Troubleshooting
Common problems and how to fix them — failed uploads, missing pages, OCR errors, and slow processing.
Last updated
What if Handwriting OCR misidentifies the language of my document?
Handwriting OCR auto-detects the language of each document. Most of the time this works invisibly, but a few situations can throw it off:
- Mixed-language pages — a French document with English place names, or notes that switch between two languages mid-page, can pull the detector toward the wrong language.
- Very short content — single words or fragments don't give the detector enough to work with.

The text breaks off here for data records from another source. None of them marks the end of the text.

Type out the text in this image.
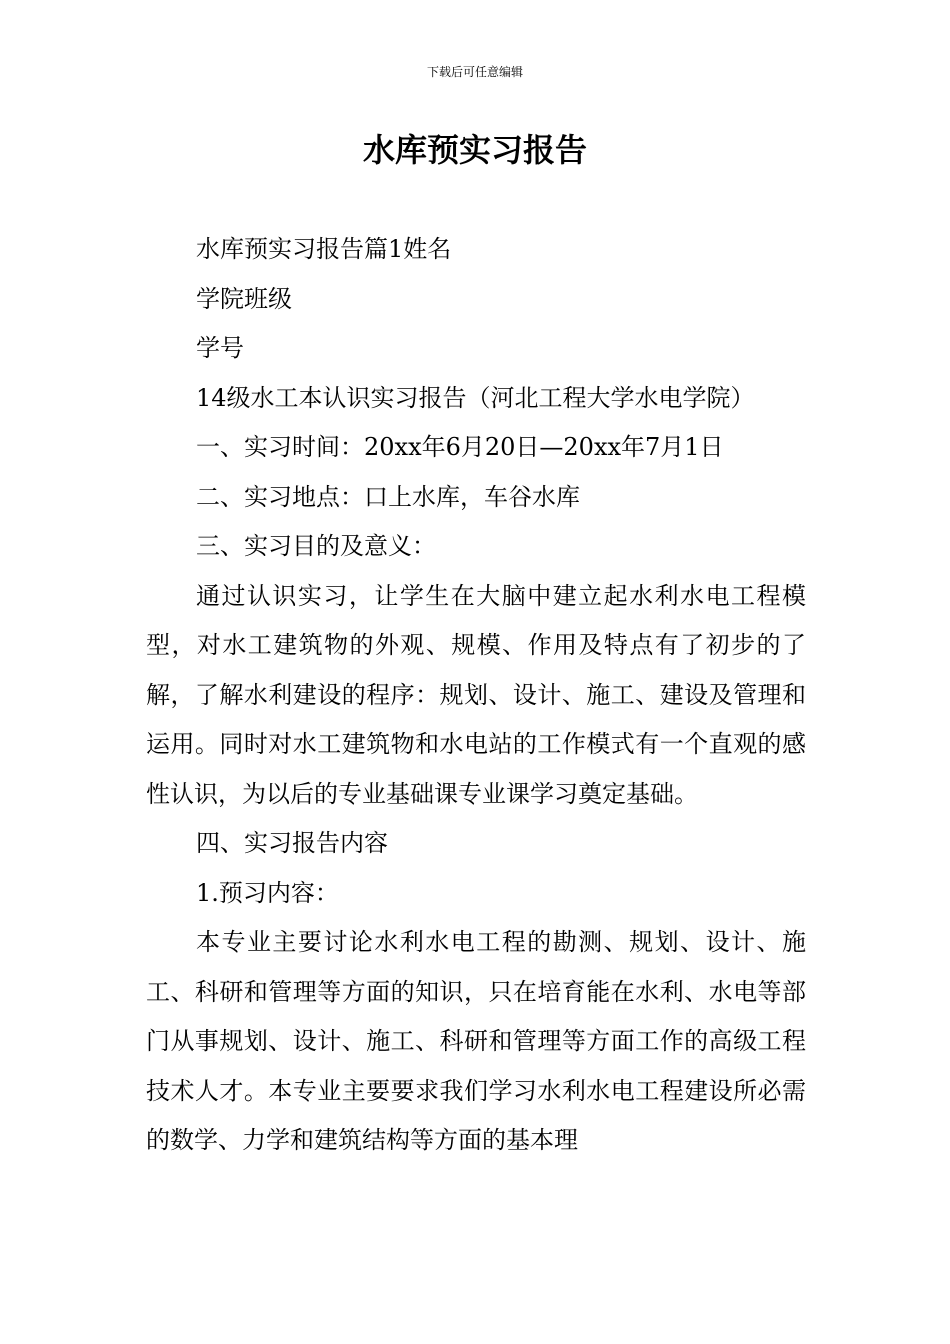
下载后可任意编辑
水库预实习报告

水库预实习报告篇1姓名

学院班级

学号

14级水工本认识实习报告（河北工程大学水电学院）

一、实习时间：20xx年6月20日—20xx年7月1日

二、实习地点：口上水库，车谷水库

三、实习目的及意义：

通过认识实习，让学生在大脑中建立起水利水电工程模型，对水工建筑物的外观、规模、作用及特点有了初步的了解，了解水利建设的程序：规划、设计、施工、建设及管理和运用。同时对水工建筑物和水电站的工作模式有一个直观的感性认识，为以后的专业基础课专业课学习奠定基础。

四、实习报告内容

1.预习内容：

本专业主要讨论水利水电工程的勘测、规划、设计、施工、科研和管理等方面的知识，只在培育能在水利、水电等部门从事规划、设计、施工、科研和管理等方面工作的高级工程技术人才。本专业主要要求我们学习水利水电工程建设所必需的数学、力学和建筑结构等方面的基本理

- Languages that share characters — Spanish and Portuguese, or Norwegian and Danish, can be confused on short passages.
- Stylised cursive — older or unusual handwriting styles can register as a different language entirely.
What to do
- Set the expected language when uploading. Both the dashboard upload flow and the API support specifying a language explicitly — when set, this overrides auto-detection.
- Split mixed-language documents by language section if you can — separate uploads give cleaner results than mixed pages.
- Re-upload with a clearer scan if the source quality is borderline; better contrast helps the detector.
If you're consistently seeing misidentification on a specific document type, send us a sample and we can take a look.
Why am I getting a blank or empty output file?
Blank outputs occur when scans are extremely faint, contain no legible text, or the PDF uses an unsupported encoding with no extractable image layer. Re-exporting the PDF as images or rescanning the page usually resolves the issue.
Why am I getting an "invalid field name" error in my custom extractor?
Custom extractor field names must use letters, numbers, and underscores only — anything else triggers a validation error.
Common causes
- Spaces —
Customer Namefails; usecustomer_nameorCustomerName. - Hyphens or punctuation —
date-of-birthanddate.of.birthboth fail; usedate_of_birth. - Starting with a number — some integrations require the first character to be a letter; if so, prefix with a word like
field_1rather than1. - Non-ASCII characters — accented letters and other Unicode characters are rejected.
Fixing it
Open the extractor, rename the offending field, and save. The change is non-destructive — past extractions are unaffected, but future runs will use the new name.
If you need a human-readable label in your downstream system, keep the technical field name simple (customer_name) and map it to the display name in your own application.
Why are some pages in my PDF not showing in the output?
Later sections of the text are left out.